Te święta będą tańsze

Wszystko wskazuje na to, że po raz pierwszy od lat świąteczne zakupy będą nas kosztować mniej niż przed rokiem. Ale już od „po świętach” ceny żywności w kwietniu wzrosną o 5-procentowy VAT.

Niższe ceny to efekt spadku inflacji połączonej przed świętami z wojną cenową między czołowymi  sieciami sprzedaży: Biedronką i Lidlem, na którą musiały zareagować też pozostałe dyskonty.

Jak szacują ekonomiści Banku Pekao SA. rok do roku przed Wielkanocą ceny cukru spadły o ponad 15 procent, olej staniał o około 10 procent, mąka, masło, mleko potaniały średnio o 5 procent. Jednocześnie o tyle samo wzrosły ceny pieczywa, mięsa i wędlin. Jaja, owoce, warzywa kosztują za to mniej więcej tyle samo co przed Wielkanocą w ubiegłym roku. Wskaźnik spadku cen jest jeszcze większy, gdy porównać je tylko w czołowych polskich dyskontach. Tu okazuje się, że jaja staniały nawet o 20 procent, masło prawie o 25 procent a niezbędny na każdym świątecznym stole majonez o 16 procent. W dyskontach kilogram białej kiełbasy można w tym roku dostać za niecałe 18 złotych.

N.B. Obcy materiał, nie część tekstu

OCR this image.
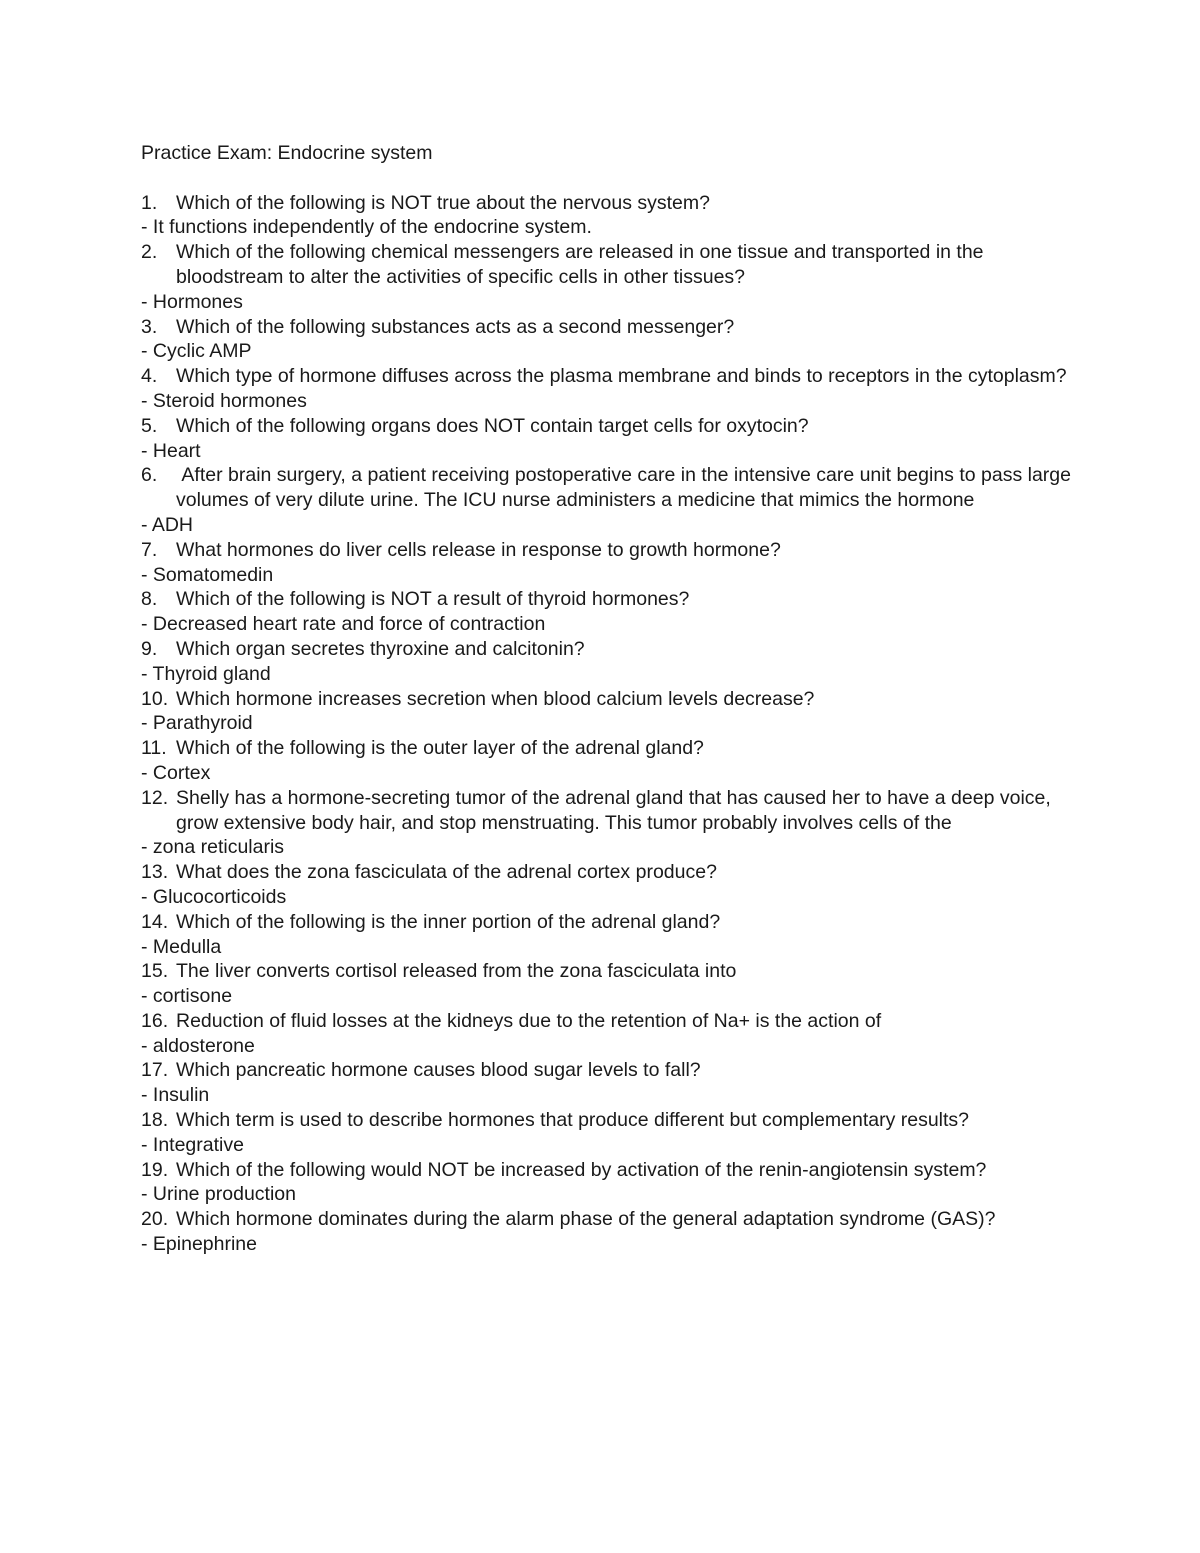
Practice Exam: Endocrine system
1. Which of the following is NOT true about the nervous system?
- It functions independently of the endocrine system.
2. Which of the following chemical messengers are released in one tissue and transported in the bloodstream to alter the activities of specific cells in other tissues?
- Hormones
3. Which of the following substances acts as a second messenger?
- Cyclic AMP
4. Which type of hormone diffuses across the plasma membrane and binds to receptors in the cytoplasm?
- Steroid hormones
5. Which of the following organs does NOT contain target cells for oxytocin?
- Heart
6. After brain surgery, a patient receiving postoperative care in the intensive care unit begins to pass large volumes of very dilute urine. The ICU nurse administers a medicine that mimics the hormone
- ADH
7. What hormones do liver cells release in response to growth hormone?
- Somatomedin
8. Which of the following is NOT a result of thyroid hormones?
- Decreased heart rate and force of contraction
9. Which organ secretes thyroxine and calcitonin?
- Thyroid gland
10. Which hormone increases secretion when blood calcium levels decrease?
- Parathyroid
11. Which of the following is the outer layer of the adrenal gland?
- Cortex
12. Shelly has a hormone-secreting tumor of the adrenal gland that has caused her to have a deep voice, grow extensive body hair, and stop menstruating. This tumor probably involves cells of the
- zona reticularis
13. What does the zona fasciculata of the adrenal cortex produce?
- Glucocorticoids
14. Which of the following is the inner portion of the adrenal gland?
- Medulla
15. The liver converts cortisol released from the zona fasciculata into
- cortisone
16. Reduction of fluid losses at the kidneys due to the retention of Na+ is the action of
- aldosterone
17. Which pancreatic hormone causes blood sugar levels to fall?
- Insulin
18. Which term is used to describe hormones that produce different but complementary results?
- Integrative
19. Which of the following would NOT be increased by activation of the renin-angiotensin system?
- Urine production
20. Which hormone dominates during the alarm phase of the general adaptation syndrome (GAS)?
- Epinephrine
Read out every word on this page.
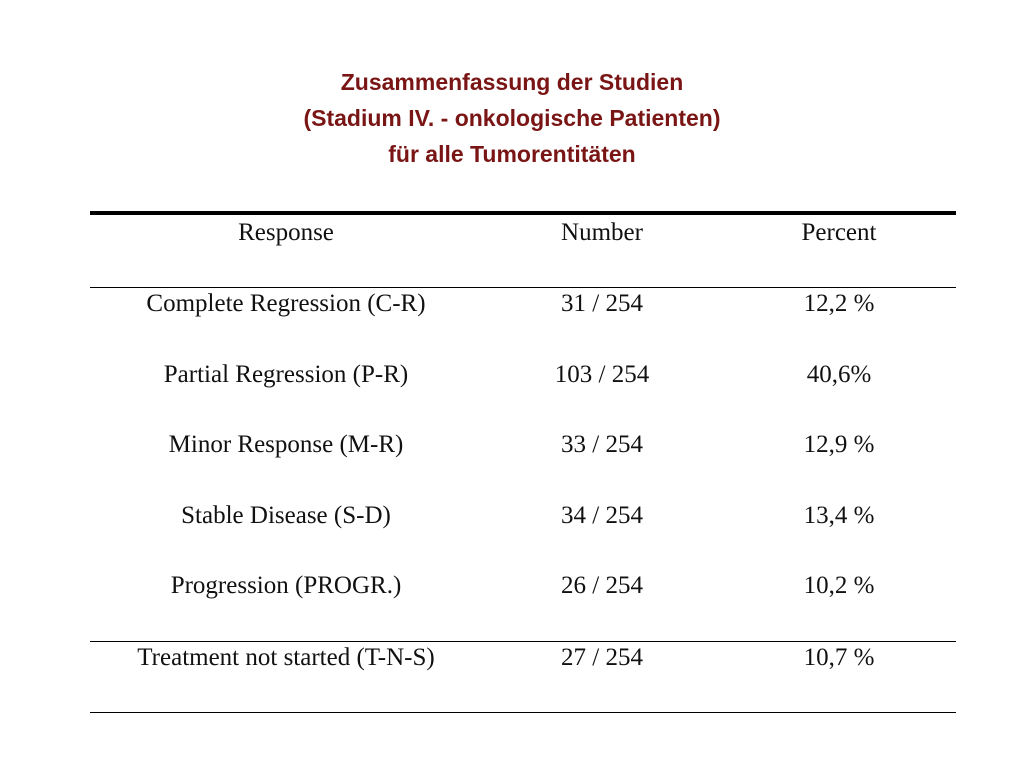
Zusammenfassung der Studien
(Stadium IV. - onkologische Patienten)
für alle Tumorentitäten
Response	Number	Percent
Complete Regression (C-R)	31 / 254	12,2 %
Partial Regression (P-R)	103 / 254	40,6%
Minor Response (M-R)	33 / 254	12,9 %
Stable Disease (S-D)	34 / 254	13,4 %
Progression (PROGR.)	26 / 254	10,2 %
Treatment not started (T-N-S)	27 / 254	10,7 %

Klienci zauważyli, że im bliżej świąt, tym promocje na produkty świątecznego stołu rosną. Dlatego w tym roku wcześniejsze zakupy świąteczne planowało jedynie 22 procent z nas, podczas gdy rok temu  takich zapobiegliwych klientów było 27 procent. Zakupy na ostatnią chwile deklaruje 22 procent kupujących.